- Gaines District No. 2 Cobblestone Schoolhouse
- U.S. National Register of Historic Places
- Location: 3286 Gaines Basin Rd. Gaines, New York
- Coordinates: 43°15′25.56″N 78°13′25.30″W﻿ / ﻿43.2571000°N 78.2236944°W
- Built: 1832
- Architectural style: Early cobblestone architecture
- Restored: 2014–2021
- MPS: Cobblestone Architecture of New York State MPS
- NRHP reference No.: 100001070
- Added to NRHP: June 12, 2017

= Gaines District No. 2 Cobblestone Schoolhouse =

The Gaines District No. 2 Cobblestone Schoolhouse is a historic schoolhouse located in the Town of Gaines in Orleans County, New York, near Albion. It has been listed on the National Register of Historic Places since June 12, 2017.

The first settlers arrived in what is now Gaines Basin well before the Erie Canal (or any namesake turning basin thereon) did. Brothers Lansing and Joel Bailey built a wooden cabin there in 1812. By 1823, as the Erie Canal was nearing completion, the family had moved on, and the building was being used as a school house.

Population growth brought on by the Canal and expanding settlement of Orleans County (which split from Genesee County in 1824) necessitated a larger structure for educating local children. The new school was built in 1832 of local cobblestone, as was common in the area, on land across the road from the old school building. The new building had 913 square feet of space and continued serving as a school until 1944, when centralization caused Gaines District No. 2 to be consolidated into the Albion Central School District.

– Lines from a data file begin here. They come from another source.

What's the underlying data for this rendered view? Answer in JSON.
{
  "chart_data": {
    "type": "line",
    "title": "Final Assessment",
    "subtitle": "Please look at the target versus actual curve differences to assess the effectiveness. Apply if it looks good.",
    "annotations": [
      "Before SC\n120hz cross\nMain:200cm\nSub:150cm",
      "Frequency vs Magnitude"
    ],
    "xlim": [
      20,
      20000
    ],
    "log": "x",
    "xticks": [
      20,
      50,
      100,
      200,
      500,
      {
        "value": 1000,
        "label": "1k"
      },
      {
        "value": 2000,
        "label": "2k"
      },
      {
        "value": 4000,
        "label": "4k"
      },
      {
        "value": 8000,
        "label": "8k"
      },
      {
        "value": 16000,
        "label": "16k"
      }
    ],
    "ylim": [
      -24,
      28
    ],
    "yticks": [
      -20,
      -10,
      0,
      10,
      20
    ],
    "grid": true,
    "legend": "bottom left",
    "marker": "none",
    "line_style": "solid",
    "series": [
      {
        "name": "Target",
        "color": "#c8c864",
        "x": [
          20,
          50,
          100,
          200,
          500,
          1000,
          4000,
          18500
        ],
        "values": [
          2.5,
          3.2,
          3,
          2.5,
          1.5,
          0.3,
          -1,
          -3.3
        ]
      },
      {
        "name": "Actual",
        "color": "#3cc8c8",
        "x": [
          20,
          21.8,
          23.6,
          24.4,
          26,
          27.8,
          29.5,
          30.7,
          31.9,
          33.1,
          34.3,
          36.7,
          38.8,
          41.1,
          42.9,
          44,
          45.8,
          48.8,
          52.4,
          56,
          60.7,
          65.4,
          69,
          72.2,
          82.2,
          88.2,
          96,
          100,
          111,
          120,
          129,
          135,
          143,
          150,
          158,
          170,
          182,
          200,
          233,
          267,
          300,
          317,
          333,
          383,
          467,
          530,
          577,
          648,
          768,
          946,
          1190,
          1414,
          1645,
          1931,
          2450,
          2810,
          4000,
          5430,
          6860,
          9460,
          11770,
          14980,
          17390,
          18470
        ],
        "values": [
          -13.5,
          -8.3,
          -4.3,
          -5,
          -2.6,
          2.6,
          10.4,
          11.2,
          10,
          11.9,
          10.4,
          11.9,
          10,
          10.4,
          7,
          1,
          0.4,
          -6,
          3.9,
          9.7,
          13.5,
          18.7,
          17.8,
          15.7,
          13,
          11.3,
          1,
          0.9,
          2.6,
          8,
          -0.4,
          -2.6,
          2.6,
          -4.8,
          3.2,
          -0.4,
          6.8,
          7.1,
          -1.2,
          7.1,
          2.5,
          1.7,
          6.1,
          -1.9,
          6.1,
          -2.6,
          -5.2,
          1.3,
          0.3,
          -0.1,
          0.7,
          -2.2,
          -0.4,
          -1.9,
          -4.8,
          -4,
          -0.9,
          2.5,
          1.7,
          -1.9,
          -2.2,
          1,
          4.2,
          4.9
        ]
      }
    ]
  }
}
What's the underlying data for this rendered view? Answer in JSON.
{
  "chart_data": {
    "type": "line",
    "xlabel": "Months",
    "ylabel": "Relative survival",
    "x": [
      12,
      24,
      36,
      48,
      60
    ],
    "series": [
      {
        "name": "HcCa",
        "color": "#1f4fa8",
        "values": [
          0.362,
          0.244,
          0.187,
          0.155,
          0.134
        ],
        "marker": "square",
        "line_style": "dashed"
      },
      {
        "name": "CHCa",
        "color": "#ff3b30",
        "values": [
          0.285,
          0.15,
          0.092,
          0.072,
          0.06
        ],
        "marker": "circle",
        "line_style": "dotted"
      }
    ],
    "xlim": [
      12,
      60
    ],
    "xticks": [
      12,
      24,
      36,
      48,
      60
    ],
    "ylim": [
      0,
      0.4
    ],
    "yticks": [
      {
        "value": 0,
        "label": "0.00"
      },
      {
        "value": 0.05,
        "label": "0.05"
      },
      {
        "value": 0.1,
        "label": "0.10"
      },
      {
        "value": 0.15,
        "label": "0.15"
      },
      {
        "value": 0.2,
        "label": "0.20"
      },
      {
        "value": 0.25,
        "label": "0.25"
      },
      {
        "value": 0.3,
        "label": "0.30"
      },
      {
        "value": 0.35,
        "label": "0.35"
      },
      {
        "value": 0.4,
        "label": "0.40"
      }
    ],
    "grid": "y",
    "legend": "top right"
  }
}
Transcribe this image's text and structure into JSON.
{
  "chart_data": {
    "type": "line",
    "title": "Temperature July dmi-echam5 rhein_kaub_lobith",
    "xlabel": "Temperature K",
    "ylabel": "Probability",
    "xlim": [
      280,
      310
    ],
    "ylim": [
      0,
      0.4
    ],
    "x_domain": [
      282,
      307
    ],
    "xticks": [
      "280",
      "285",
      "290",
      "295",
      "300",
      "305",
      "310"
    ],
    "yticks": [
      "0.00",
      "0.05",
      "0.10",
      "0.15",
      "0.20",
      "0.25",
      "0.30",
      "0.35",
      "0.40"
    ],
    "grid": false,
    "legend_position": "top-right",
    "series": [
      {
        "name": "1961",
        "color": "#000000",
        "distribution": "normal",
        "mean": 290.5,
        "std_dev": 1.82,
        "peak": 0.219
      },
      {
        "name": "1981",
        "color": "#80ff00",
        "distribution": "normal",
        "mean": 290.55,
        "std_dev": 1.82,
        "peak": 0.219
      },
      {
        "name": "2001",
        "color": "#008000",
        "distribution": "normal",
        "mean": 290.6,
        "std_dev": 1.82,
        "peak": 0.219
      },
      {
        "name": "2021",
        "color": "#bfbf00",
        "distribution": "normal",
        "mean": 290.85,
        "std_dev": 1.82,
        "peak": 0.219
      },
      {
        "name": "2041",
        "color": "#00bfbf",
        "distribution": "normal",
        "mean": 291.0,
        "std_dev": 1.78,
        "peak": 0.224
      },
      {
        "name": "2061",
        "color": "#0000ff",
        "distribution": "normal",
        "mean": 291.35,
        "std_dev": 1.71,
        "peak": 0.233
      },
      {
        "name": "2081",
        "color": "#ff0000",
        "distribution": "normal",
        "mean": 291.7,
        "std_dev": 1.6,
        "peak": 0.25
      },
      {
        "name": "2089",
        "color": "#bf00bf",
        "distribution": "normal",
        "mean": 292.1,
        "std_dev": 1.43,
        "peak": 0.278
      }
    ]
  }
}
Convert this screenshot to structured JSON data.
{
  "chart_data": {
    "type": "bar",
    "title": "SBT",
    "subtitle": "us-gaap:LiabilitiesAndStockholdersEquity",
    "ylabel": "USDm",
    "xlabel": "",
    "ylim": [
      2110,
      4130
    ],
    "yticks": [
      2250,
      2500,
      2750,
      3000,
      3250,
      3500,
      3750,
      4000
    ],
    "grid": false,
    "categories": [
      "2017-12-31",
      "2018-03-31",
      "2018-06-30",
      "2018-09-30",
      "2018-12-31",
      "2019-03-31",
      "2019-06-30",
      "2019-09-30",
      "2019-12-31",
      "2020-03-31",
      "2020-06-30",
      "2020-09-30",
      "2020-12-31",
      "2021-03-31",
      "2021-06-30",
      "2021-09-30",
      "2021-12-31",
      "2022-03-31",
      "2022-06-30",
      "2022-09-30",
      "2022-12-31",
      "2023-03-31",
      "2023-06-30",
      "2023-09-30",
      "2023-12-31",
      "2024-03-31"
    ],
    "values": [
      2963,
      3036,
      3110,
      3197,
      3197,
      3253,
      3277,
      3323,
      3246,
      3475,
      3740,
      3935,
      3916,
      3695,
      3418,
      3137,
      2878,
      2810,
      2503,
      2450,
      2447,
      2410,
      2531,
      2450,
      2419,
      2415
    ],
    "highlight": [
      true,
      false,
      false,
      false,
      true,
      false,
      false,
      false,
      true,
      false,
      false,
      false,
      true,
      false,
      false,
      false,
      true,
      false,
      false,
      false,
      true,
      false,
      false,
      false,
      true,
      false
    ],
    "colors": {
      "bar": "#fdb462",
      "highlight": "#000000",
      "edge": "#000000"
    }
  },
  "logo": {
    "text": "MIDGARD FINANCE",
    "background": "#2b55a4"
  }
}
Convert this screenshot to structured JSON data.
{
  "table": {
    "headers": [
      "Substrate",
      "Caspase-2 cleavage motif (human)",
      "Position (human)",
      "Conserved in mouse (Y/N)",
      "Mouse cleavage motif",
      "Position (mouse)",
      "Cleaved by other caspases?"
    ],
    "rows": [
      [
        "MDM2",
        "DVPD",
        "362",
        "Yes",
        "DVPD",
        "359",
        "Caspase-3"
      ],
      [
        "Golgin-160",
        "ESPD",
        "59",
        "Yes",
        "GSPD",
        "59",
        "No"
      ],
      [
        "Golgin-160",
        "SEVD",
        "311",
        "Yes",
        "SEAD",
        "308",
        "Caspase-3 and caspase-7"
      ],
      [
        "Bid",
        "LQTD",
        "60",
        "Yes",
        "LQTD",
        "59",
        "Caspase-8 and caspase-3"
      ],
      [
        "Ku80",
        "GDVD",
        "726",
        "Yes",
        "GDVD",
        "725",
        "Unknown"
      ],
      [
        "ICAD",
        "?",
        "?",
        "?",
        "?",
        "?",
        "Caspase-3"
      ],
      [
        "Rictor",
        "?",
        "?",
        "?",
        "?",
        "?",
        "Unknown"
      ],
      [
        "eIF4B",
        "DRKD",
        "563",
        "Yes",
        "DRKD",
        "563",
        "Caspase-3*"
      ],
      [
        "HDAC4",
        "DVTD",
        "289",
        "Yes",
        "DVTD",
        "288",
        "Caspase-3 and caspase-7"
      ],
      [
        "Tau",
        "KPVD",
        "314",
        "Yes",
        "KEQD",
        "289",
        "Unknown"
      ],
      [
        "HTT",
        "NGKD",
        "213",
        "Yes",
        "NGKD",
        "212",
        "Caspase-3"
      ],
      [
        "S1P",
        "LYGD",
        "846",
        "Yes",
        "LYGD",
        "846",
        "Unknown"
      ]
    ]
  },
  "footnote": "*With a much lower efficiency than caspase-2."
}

The building sat unused for decades until efforts to preserve the deteriorating building began in 2014. In 2015, a historical marker was added, and by 2017 restoration efforts had progressed enough to have the property listed on the National Register of Historic Places. That same year, a donated outhouse was moved to the property. By 2021, the interior had been restored to its 1940s appearance, with the original teacher's desk and authentic decor.

The Orleans County Historical Association (which spearheaded the restoration work) received the property as a donation and intends to use the building for history programs and gatherings.